Autoria: João Carriço (LEQ)
“Mas isso não é a faculdade dos malucos?” é uma das muitas frases que ouvia quando dizia, no final do meu secundário, que ia estudar para o Técnico. Como acredito que seja bastante evidente, acabei por ignorar estes comentários e candidatar-me ao IST. Em retrospetiva, não estavam errados.
Tentando não reiterar o que foi dito em editoriais anteriores, a carga de trabalho semanal que nos é esperada é uma piada entre demónios, e contabilizando o tempo perdido em deslocações e necessidades básicas, pouco mais restam do que as horas necessárias a um sono de beleza (se muito!). O custo que este ensino de topo nacional acarreta é também monetário: sim, refiro-me às propinas! E, numa altura em que se debate cada vez mais a ação social e a acessibilidade do ensino superior, a prioridade do atual governo é de as aumentar.

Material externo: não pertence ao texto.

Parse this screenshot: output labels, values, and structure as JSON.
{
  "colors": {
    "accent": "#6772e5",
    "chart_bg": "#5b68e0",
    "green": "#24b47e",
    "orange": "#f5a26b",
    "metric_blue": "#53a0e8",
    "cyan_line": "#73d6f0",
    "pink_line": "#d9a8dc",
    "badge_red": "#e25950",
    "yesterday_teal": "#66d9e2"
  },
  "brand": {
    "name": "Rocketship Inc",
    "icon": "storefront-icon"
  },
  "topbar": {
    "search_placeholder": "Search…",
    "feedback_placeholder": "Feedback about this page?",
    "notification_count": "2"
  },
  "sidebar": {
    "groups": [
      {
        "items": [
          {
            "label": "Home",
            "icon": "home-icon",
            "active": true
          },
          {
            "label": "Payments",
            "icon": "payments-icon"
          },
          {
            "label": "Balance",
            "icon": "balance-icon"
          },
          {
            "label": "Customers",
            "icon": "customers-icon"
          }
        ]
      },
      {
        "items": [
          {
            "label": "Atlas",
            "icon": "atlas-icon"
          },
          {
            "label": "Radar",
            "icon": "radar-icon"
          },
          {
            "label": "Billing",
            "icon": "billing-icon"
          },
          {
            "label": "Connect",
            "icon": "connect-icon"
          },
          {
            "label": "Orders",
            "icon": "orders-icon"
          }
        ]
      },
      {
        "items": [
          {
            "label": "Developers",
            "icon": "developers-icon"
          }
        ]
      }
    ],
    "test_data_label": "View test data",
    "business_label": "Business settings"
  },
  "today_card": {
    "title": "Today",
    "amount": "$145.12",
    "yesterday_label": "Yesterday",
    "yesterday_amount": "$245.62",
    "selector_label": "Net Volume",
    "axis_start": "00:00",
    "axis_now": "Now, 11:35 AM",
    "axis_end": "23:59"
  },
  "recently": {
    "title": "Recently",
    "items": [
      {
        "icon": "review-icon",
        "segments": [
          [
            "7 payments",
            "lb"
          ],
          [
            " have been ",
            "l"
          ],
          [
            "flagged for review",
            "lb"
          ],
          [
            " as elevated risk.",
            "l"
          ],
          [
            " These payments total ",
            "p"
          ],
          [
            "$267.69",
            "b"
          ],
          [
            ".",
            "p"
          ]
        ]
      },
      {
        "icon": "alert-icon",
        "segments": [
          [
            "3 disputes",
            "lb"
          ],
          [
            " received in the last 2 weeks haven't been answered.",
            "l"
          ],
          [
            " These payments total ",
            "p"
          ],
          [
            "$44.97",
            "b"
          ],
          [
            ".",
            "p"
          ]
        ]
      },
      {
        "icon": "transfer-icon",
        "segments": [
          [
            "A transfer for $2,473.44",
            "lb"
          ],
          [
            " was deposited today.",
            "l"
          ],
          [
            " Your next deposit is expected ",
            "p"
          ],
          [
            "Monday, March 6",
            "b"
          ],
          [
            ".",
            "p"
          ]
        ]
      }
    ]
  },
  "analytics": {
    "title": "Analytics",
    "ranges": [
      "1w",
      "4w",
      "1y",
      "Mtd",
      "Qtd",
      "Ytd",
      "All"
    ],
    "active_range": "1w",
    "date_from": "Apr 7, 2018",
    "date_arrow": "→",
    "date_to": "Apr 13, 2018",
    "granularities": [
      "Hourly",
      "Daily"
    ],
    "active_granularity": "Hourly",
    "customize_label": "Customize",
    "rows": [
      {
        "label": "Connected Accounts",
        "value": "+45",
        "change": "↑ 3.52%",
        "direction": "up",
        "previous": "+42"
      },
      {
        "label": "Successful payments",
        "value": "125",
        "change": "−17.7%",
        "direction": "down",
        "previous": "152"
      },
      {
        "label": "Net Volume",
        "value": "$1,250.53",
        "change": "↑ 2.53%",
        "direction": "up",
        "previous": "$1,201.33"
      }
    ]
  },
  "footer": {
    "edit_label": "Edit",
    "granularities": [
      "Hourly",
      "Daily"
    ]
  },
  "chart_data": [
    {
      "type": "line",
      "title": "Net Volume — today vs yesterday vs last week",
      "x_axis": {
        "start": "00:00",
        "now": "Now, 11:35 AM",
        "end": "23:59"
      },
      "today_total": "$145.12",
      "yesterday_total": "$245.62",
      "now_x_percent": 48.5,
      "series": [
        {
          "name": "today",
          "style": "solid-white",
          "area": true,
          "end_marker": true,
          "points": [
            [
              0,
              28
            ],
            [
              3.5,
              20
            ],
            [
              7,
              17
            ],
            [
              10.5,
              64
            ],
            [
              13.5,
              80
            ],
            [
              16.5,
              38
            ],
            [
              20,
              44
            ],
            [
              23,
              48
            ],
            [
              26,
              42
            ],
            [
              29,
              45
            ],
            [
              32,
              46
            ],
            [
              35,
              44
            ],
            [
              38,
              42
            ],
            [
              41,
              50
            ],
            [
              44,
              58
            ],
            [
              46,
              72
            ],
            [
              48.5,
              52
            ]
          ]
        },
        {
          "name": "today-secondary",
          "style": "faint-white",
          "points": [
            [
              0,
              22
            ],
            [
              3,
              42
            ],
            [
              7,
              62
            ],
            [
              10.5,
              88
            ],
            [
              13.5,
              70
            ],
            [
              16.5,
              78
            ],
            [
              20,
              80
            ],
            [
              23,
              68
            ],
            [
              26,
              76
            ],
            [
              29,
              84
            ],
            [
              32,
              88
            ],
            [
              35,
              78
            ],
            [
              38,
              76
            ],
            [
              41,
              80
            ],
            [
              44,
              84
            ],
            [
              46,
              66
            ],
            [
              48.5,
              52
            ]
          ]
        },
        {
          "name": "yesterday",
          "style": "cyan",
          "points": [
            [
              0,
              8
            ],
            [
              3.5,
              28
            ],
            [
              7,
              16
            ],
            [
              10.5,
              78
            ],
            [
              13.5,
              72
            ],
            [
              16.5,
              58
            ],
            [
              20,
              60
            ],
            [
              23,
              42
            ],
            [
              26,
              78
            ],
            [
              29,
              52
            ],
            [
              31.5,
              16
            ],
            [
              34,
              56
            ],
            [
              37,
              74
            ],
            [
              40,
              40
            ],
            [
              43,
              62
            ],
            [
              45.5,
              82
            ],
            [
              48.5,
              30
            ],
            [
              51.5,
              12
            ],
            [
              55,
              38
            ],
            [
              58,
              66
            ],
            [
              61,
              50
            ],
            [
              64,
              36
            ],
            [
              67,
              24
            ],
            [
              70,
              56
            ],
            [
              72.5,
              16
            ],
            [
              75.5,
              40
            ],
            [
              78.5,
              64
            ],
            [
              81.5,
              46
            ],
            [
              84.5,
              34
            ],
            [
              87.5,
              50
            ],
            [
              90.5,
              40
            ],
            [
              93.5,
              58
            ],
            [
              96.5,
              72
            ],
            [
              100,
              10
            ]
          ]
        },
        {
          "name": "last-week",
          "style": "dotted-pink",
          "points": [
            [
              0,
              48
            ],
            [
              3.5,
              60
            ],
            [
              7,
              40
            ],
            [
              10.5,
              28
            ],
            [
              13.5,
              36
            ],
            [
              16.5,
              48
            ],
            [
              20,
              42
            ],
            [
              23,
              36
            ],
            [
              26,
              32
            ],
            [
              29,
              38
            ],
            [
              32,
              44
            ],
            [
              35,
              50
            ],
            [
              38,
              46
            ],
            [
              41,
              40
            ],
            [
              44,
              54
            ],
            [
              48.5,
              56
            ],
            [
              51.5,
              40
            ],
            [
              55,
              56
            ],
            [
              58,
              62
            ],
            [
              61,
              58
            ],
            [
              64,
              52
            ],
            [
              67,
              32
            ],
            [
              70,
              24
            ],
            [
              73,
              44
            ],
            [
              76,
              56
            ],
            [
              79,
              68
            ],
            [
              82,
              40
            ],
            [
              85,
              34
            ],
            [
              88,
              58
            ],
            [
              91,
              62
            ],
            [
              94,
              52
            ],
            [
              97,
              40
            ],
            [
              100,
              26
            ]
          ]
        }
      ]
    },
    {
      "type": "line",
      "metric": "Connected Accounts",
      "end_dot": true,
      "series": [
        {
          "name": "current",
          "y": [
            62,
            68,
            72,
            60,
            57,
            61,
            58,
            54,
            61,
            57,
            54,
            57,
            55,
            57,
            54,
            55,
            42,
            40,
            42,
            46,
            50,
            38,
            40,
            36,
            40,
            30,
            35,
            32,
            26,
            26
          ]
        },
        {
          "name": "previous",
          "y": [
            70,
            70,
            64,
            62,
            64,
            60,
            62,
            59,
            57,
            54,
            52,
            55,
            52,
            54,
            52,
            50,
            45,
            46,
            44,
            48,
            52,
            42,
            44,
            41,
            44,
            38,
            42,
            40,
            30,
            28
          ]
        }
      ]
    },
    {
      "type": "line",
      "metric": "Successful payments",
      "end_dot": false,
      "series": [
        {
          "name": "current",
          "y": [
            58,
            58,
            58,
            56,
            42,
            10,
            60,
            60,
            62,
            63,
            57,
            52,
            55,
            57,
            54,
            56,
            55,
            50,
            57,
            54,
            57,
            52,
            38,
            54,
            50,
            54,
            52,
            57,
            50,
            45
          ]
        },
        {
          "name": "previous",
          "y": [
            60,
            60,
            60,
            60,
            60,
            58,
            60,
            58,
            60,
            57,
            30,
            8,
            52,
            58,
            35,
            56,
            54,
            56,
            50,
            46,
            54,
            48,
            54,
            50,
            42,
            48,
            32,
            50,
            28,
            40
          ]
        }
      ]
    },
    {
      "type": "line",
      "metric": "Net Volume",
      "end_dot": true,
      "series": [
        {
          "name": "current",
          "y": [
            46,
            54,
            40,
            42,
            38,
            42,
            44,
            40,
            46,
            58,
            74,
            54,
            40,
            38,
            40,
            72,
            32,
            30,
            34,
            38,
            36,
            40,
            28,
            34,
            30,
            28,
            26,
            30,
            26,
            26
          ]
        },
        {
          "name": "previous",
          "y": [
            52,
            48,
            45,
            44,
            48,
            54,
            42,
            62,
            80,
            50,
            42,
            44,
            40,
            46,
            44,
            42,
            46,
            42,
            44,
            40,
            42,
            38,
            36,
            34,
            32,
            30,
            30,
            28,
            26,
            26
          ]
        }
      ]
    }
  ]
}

Temos ainda os deslocados, que, geralmente, ou pagam fortunas para se confinarem a cubículos sem janelas, ou se veem obrigados a submeter-se às condições frequentemente questionáveis das residências universitárias. E isto tudo sobre uma oscilação nauseante entre Lisboa e o seu local de residência, com deslocações longas e decerto saturantes.
Por isso, a resposta ao comentário com que optei por começar este devaneio é simples: sim, o Técnico é para malucos (e não para cromos, ao contrário daquilo de que um professor de Química Orgânica me veio a acusar). Ou, pelo menos, é essa a explicação mais lógica a que consigo chegar, porque o argumento de que tudo isto é por um bem maior (forma bonita de mencionar um emprego estável) é irracional: podemos muito bem simplesmente gravar pequenos vídeos para as redes sociais a fazer lip-sync a funk brasileiro; ou então promover casinos, ou comprometer-nos a combates de luta livre em que vamos garantidamente perder. Enfim, a lista de atividades sem esforço que são mais financeiramente recompensantes do que uma licenciatura em Portugal é infindável. E devo confessar, estes percursos (vá, talvez o último não) são muito tentadores.

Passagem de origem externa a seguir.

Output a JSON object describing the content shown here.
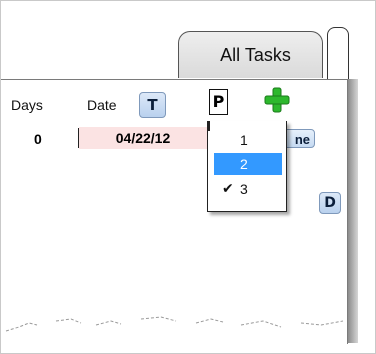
{
  "tab": {
    "label": "All Tasks"
  },
  "columns": {
    "days": "Days",
    "date": "Date"
  },
  "toolbar": {
    "t_label": "T",
    "p_label": "P",
    "add_icon": "plus-icon",
    "add_color": "#2db82d"
  },
  "row": {
    "days": "0",
    "date": "04/22/12",
    "none_label": "ne"
  },
  "priority_menu": {
    "items": [
      {
        "label": "1",
        "selected": false,
        "checked": false
      },
      {
        "label": "2",
        "selected": true,
        "checked": false
      },
      {
        "label": "3",
        "selected": false,
        "checked": true
      }
    ],
    "check_glyph": "✔"
  },
  "side": {
    "d_label": "D"
  },
  "colors": {
    "date_bg": "#fbe3e3",
    "highlight": "#3399ff",
    "button_blue": "#c5daf2"
  }
}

Mas, ainda assim, na que é conhecida como uma das faculdades mais exigentes do país, não são poucos os que conseguem despender do seu tempo para que a sua vida não seja uma simples sucessão de letras gregas, numa proporção de 10:1 com números. Só percorrendo o corredor sombrio da Secção de Folhas, deparamo-nos com as casas de três núcleos que difundem a criatividade neste ambiente tão asfixiante e monotonamente ciêntifico. Não nos esqueçamos também dos que, em catacumbas dos Pavilhões de Mecânica, constroem protótipos para competir em eventos internacionais, bem como todos os outros que não se encaixam sob estes guarda-chuvas. Parece quase paradoxal que numa faculdade conhecida pela sua carga de trabalho aproximadamente infernal exista um esforço conjunto tão grande em torno do associativismo, e ainda mais difícil do que deduzir a equação de Navier-Stokes é, decerto, explicar esta anomalia. Como sugestão meramente académica, talvez seja o desejo de fugir à obsessão justificada pela engenharia?
Para além dos núcleos, há ainda que salientar todos os que se dedicam a fazer por que o ensino superior não seja tão desvantajoso. Todos os que vemos em manifestações no Dia do Estudante, procurando oferecer resistência ao aumento das propinas e lutando pela acessibilidade do alojamento. Todos os que se candidatam e são eleitos para órgãos académicos, com a missão de ter debates saudáveis com entidades hierarquicamente distantes. Todos os que negociam um método de ensino menos sufocante e mais humano. Em geral, todos os que procuram dar a entender que a voz dos estudantes não é um simples ruído de fundo. Finalmente, não nos podemos esquecer daqueles que, num final de ano letivo, ainda dedicam o seu tempo a juntar textos sobre esta masmorra, formando uma espécie de criatura de Frankenstein em papel, para ser distribuído pelo Técnico, enquanto lutam contra métodos de avaliação dignos de supervilões. Quero acreditar que todo este trabalho não é simplesmente para podermos elevar o nosso ego ao poder dizer que temos o nosso nome num pedaço de papel. Por isso, seria extremamente ingrato se não enaltecesse a perseverança de todos os que tornaram isto possível. Espero que não deixemos de mostrar periodicamente à comunidade académica que a maluquice é também um potente motor para a produção jornalística.